Anton KREIL,23 Professor am Theresianum in Wien, wandte sich emphatisch anlässlich einer Lichtgebung, der Initiationen eines neuen Mitglieds also, in der Wiener Loge „Zur wahren Eintracht“ an seine Brüder und den eben aufgenommenen Lehrling: „Ueberall also Scheintugend oder Aftertugend; überall Verführung oder Mißhandlung, Betrug, Heucheley, Gleisnersinn, ewiges Untergraben, und Uebervortheilen, freche Gewaltthätigkeit, überall die verschämte Ehrlichkeit im Gedränge, überall das unverschämte Laster im Triumphe. So Brüder! so stehts mit unserm Tempelbau. Werft Eure Kelle weg, zerreißt eure Schürzen, zertrümmert Zirkel und Winkelmaaß. Wozu sollen uns diese Werkzeichen, seitdem das verschmitzte Laster das Geheimniß gefunden hat, sie zu verfälschen, seitdem der Eckstein geborsten ist? Wenn wir uns aber vom Kampfe zurückziehen, wer wird sich um die Sache der Tugend annehmen? wer die Unschuld schützen? wer die Thränen der bedrängten Waisen, der hilflosen Mündel trocknen? die Rechte der gekränkten Menschheit wider ihre Unterdrücker vertheidigen? Wer wird dem Arme des Boshaften Einhalt thun, dass er seinen Streich nicht vollende? Auf Brüder! rettet, was noch zu retten ist. [… So wirket im Stillen, bringt Stützen dem Tempel, der uns izt noch immer nachsinkt!“24

Das Bild des Tempels, der in Gefahr ist, einzustürzen, evoziert zum einen das Bild eines Bauwerkes, an dem mit Maurerwerkzeug gearbeitet wird, zum anderen das Bild einer moralisch verkommenen Welt, zu deren Rettung Menschen aufgerufen werden. In der dieser Ansprache vorangegangenen Initiation wird der Suchende mit dem Bild des Tempels vertraut gemacht.
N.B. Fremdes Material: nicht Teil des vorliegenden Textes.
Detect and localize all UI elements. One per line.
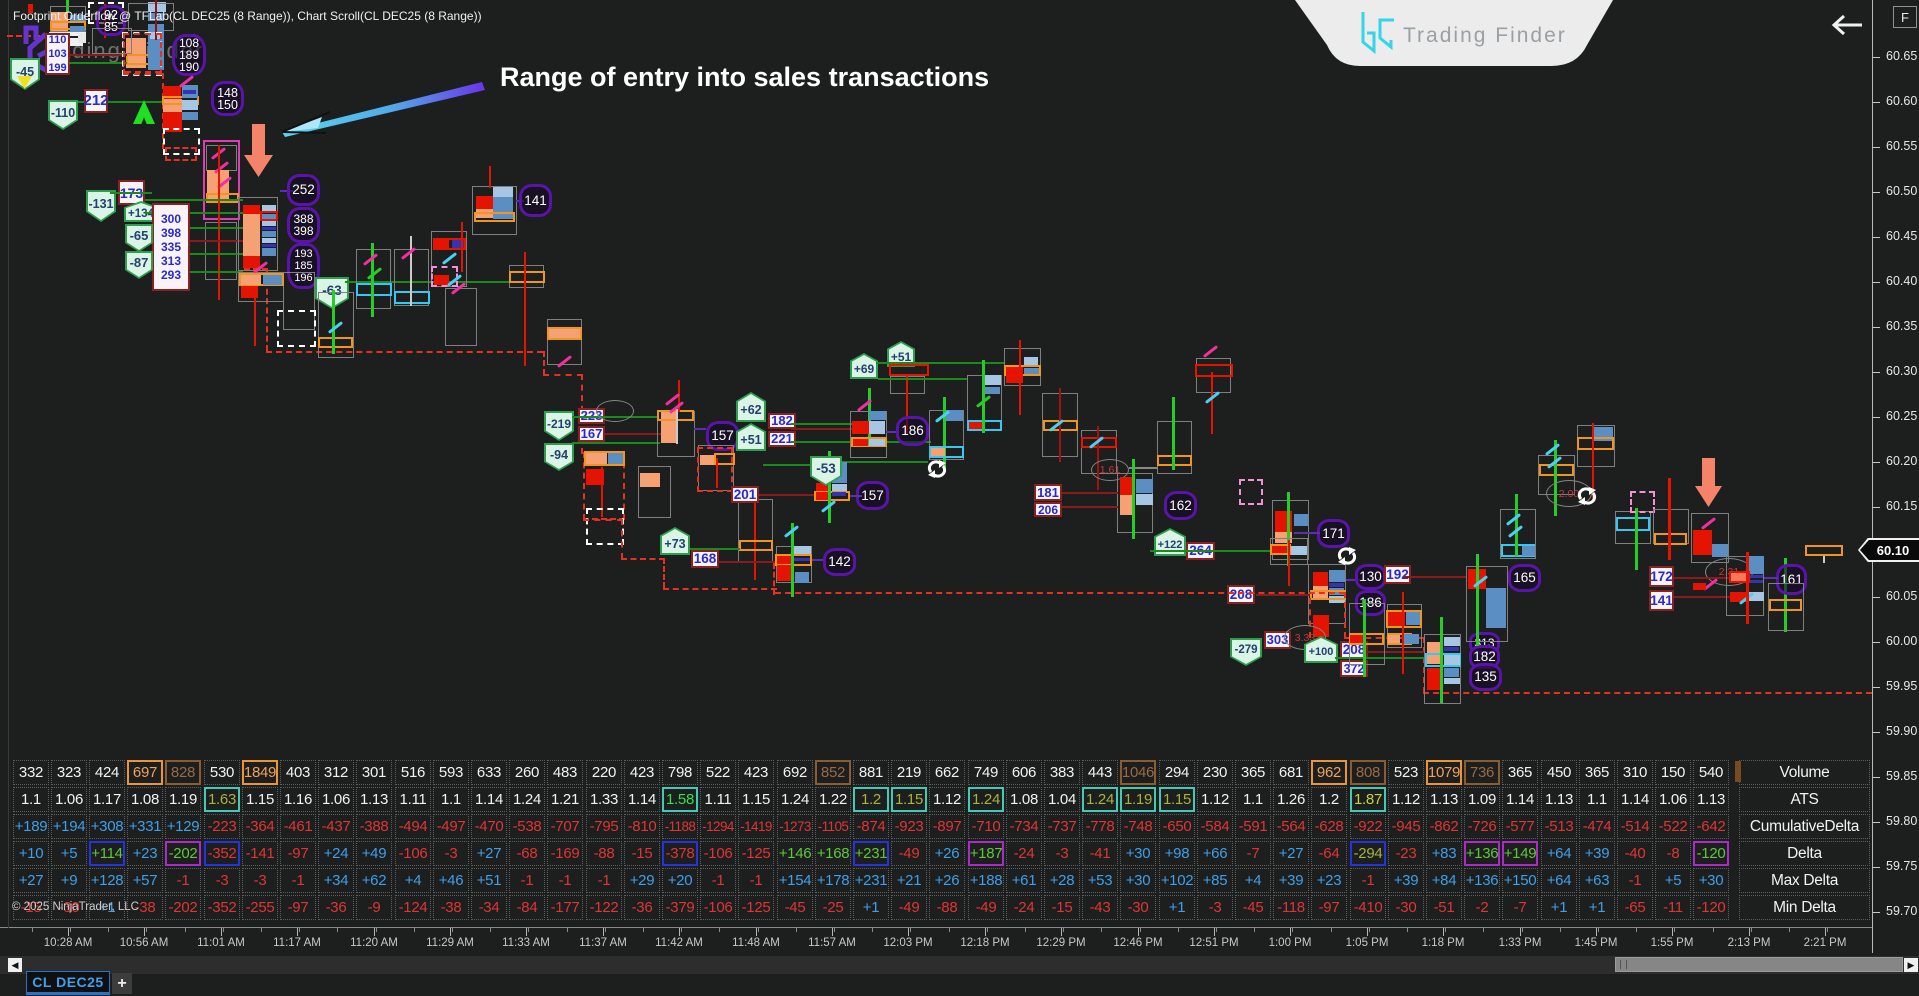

Der Meister vom Stuhl erklärt dem Lehrling die Symbole, die er auf der Lehrlingstafel findet. Nach dem Hinweis auf das Handwerksgerät führt die Erklärung zu einem zweiten Motivkranz:„Noch sehen sie hier Hieroglyphen,25 die wir Salomo’s Tempel entlehnt haben […]. Der mosaische Fußboden,26 so schön als fest, ist das Sinnbild der Grundlage, die wir bey denen suchen, welchen wir die Pforte unseres mystischen Tempels öffnen wollen. Festigkeit des Karakters, und der Wunsch, ihre Seele unaufhördlich zu verschönern, muß unsere Suchende vor andern auszeichnen. Die Schnur mit Fransen diente im Tempel Salomo’s den Vorhang zuzuziehen, der das Allerheiligste verhüllte: statt dieses Vorhanges erblicken sie sie auch hier.27 Verschwiegenheit ist der Vorhang, der unser Heiligthum vor der Entweihung sichert. Die zur linken stehende Säule, mit dem Buchstaben I bezeichnet, ist die Abbildung der Säule im Vorhofe des Salomonischen Tempels, an welcher, der Tradition zu Folge, während des Tempelbaues die Lehrlinge ihren Lohn zu empfangen pflegten.28 Das Wort ihres Grades erinnere sie ohne Unterlaß: dass der Lohn ihrer Arbeit in dem beseeligenden Bewußtseyn, seine Pflicht gethan zu haben,29 bestehen müsse.“30

Das im Ritual angesprochene Bild des Tempels als Symbol für die Menschheit, an deren Vervollkommnung der einzelne zu arbeiten hat, findet sich naturgemäß auch in modernen Ritualen und Lehrgesprächen:

„Warum nennen wir uns Freimaurer?

Weil wir als freie Männer an dem großen Bau arbeiten.

An was für einem Bau?

Unsere Vorfahren nannten ihn den Salomonischen Tempelbau und meinten damit den Tempel der Humanität.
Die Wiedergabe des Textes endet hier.